Título: Vitória republicana nos EUA deixa incerto futuro de negociação climática
Autor: Chiaretti, Daniela
Fonte: Valor Econômico, 05/11/2010, Especial, p. A16

De São Paulo

"Há uma sombra pairando sobre tudo isso agora", diz uma autoridade do governo brasileiro referindo-se às negociações internacionais por um tratado climático depois da impressionante vitória republicana nos Estados Unidos. "A pergunta que está no ar, e que certamente estará no ar em Cancún, é: e agora? Vai-se adiante ou não com o acordo?".

A retumbante vitória republicana e a consequente retração da agenda climática (e talvez também ambiental) nos EUA, joga uma pá de cal na combalida contribuição americana ao processo. "A Europa talvez tope continuar. Mas será que o Japão topa? O Canadá topa?" questiona o brasileiro.

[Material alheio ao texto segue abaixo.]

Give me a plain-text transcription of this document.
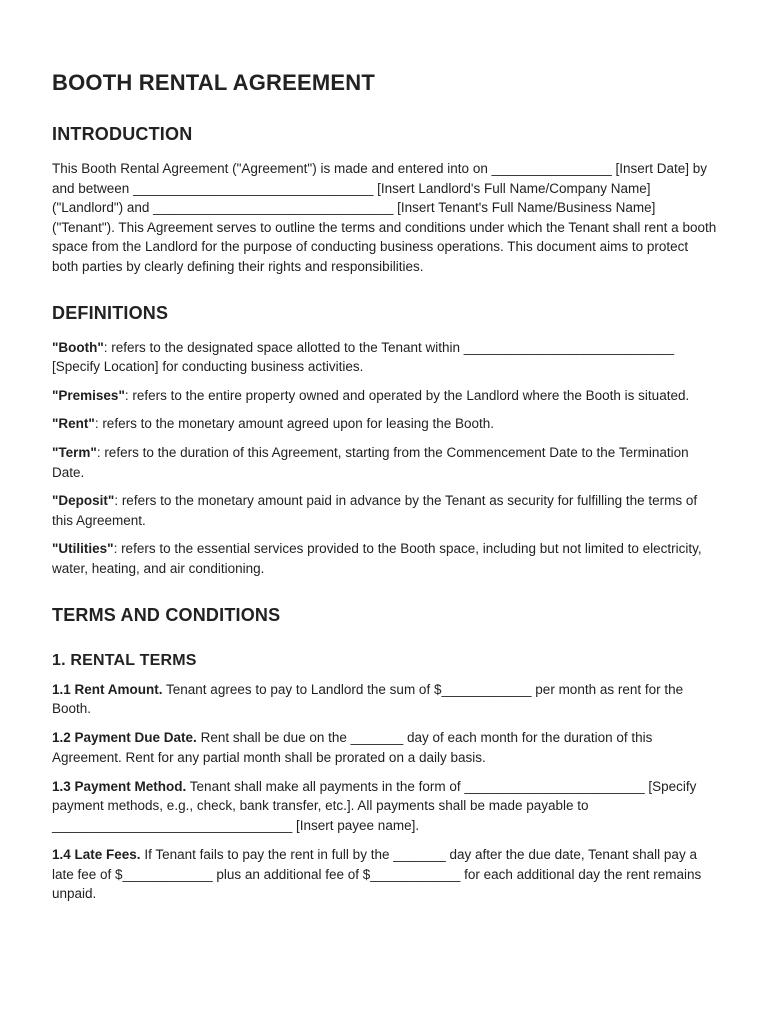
BOOTH RENTAL AGREEMENT
INTRODUCTION

This Booth Rental Agreement ("Agreement") is made and entered into on ________________ [Insert Date] by and between ________________________________ [Insert Landlord's Full Name/Company Name] ("Landlord") and ________________________________ [Insert Tenant's Full Name/Business Name] ("Tenant"). This Agreement serves to outline the terms and conditions under which the Tenant shall rent a booth space from the Landlord for the purpose of conducting business operations. This document aims to protect both parties by clearly defining their rights and responsibilities.

DEFINITIONS

"Booth": refers to the designated space allotted to the Tenant within ____________________________ [Specify Location] for conducting business activities.

"Premises": refers to the entire property owned and operated by the Landlord where the Booth is situated.

"Rent": refers to the monetary amount agreed upon for leasing the Booth.

"Term": refers to the duration of this Agreement, starting from the Commencement Date to the Termination Date.

"Deposit": refers to the monetary amount paid in advance by the Tenant as security for fulfilling the terms of this Agreement.

"Utilities": refers to the essential services provided to the Booth space, including but not limited to electricity, water, heating, and air conditioning.

TERMS AND CONDITIONS
1. RENTAL TERMS

1.1 Rent Amount. Tenant agrees to pay to Landlord the sum of $____________ per month as rent for the Booth.

1.2 Payment Due Date. Rent shall be due on the _______ day of each month for the duration of this Agreement. Rent for any partial month shall be prorated on a daily basis.

1.3 Payment Method. Tenant shall make all payments in the form of ________________________ [Specify payment methods, e.g., check, bank transfer, etc.]. All payments shall be made payable to ________________________________ [Insert payee name].

1.4 Late Fees. If Tenant fails to pay the rent in full by the _______ day after the due date, Tenant shall pay a late fee of $____________ plus an additional fee of $____________ for each additional day the rent remains unpaid.
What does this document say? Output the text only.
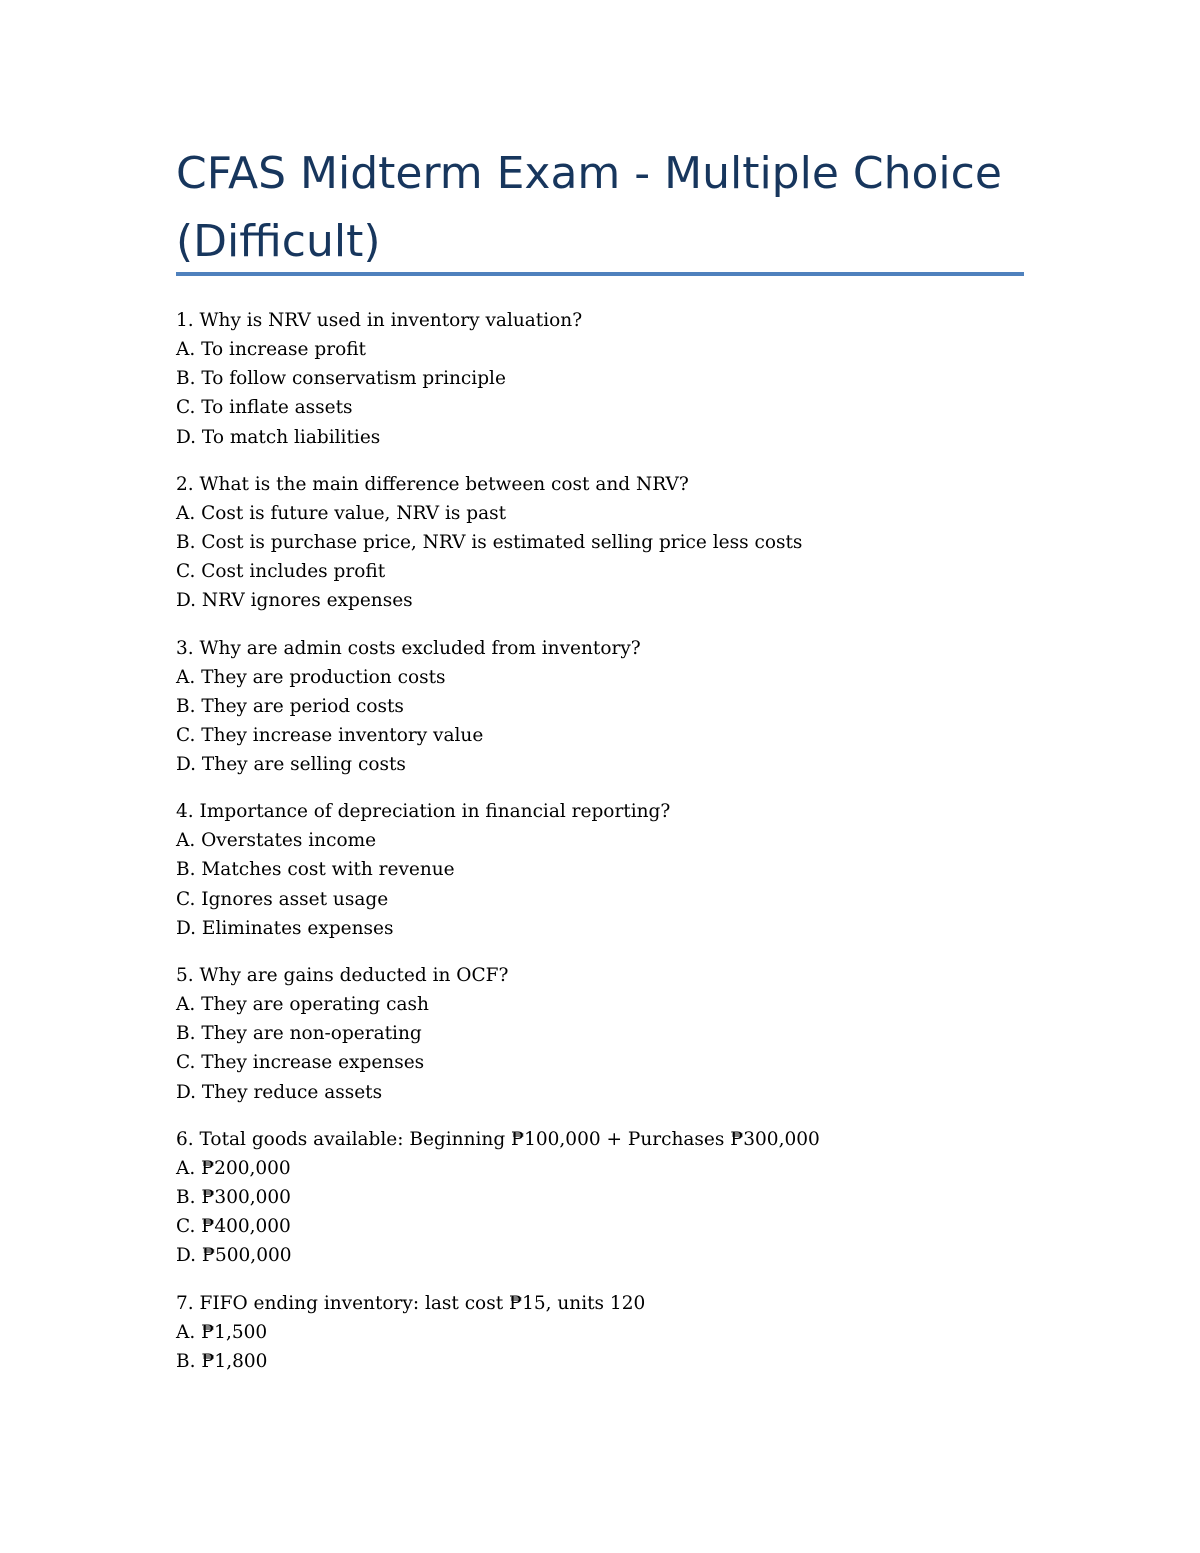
CFAS Midterm Exam - Multiple Choice (Difficult)
1. Why is NRV used in inventory valuation?
A. To increase profit
B. To follow conservatism principle
C. To inflate assets
D. To match liabilities
2. What is the main difference between cost and NRV?
A. Cost is future value, NRV is past
B. Cost is purchase price, NRV is estimated selling price less costs
C. Cost includes profit
D. NRV ignores expenses
3. Why are admin costs excluded from inventory?
A. They are production costs
B. They are period costs
C. They increase inventory value
D. They are selling costs
4. Importance of depreciation in financial reporting?
A. Overstates income
B. Matches cost with revenue
C. Ignores asset usage
D. Eliminates expenses
5. Why are gains deducted in OCF?
A. They are operating cash
B. They are non-operating
C. They increase expenses
D. They reduce assets
6. Total goods available: Beginning ₱100,000 + Purchases ₱300,000
A. ₱200,000
B. ₱300,000
C. ₱400,000
D. ₱500,000
7. FIFO ending inventory: last cost ₱15, units 120
A. ₱1,500
B. ₱1,800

Imaginava-se que o Executivo dos EUA poderia cumprir a meta proposta pelo presidente Barack Obama em Copenhague - reduzir as emissões em 17% em 2020, sobre os níveis de 2005 - e que o Senado americano não deixou passar. Os cortes de emissões poderiam ser feitos via regulamentação da EPA, a agência ambiental americana, por exemplo, ou pelo esforço de investir mais em energias renováveis para o país ficar menos dependente do petróleo. "Mas a parte do financiamento, dos recursos prometidos para a adaptação à mudança climática, isto, sem o Congresso, não dá", preocupa-se o político brasileiro.

Em Copenhague, a secretária de Estado Hillary Clinton disse que os EUA ajudariam no esforço de investir US$ 100 bilhões ao ano, a partir de 2020, para mitigação e adaptação aos efeitos da mudança climática. O compromisso também está no Acordo de Copenhague, o polêmico documento que saiu da conferência e que foi referendado por cerca de 140 países, incluindo os EUA e os países do Basic - Brasil, Índia, China e África do Sul.

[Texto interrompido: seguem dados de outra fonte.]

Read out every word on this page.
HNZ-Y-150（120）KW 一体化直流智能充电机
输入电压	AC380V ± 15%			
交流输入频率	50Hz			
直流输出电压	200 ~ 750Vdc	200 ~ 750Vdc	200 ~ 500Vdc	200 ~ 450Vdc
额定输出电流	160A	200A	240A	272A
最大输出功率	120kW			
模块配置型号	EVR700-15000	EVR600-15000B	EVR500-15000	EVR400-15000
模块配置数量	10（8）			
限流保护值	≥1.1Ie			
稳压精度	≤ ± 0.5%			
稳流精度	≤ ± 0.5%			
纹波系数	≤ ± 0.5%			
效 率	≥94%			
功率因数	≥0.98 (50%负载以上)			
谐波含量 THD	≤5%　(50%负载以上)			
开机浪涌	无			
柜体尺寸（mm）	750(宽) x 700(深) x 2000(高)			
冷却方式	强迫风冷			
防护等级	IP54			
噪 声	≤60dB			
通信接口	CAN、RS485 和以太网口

Um horizonte mais positivo para o acordo do clima pode surgir do relatório proposto por um grupo gabaritado de especialistas que trabalhou este ano em sugerir fontes de onde os recursos para o fundo de US$ 100 bilhões poderiam vir. O resultado seria divulgado hoje pela manhã em Nova York ao secretário-geral das Nações Unidas (ONU), Ban Ki-moon. São 35 páginas produzidas por gente como o megainvestidor George Soros ou o economista britânico Nicholas Stern. O Brasil foi representado pelo embaixador Pedro Luiz Carneiro de Mendonça, negociador do Brasil no G-20, o grupo das maiores economias.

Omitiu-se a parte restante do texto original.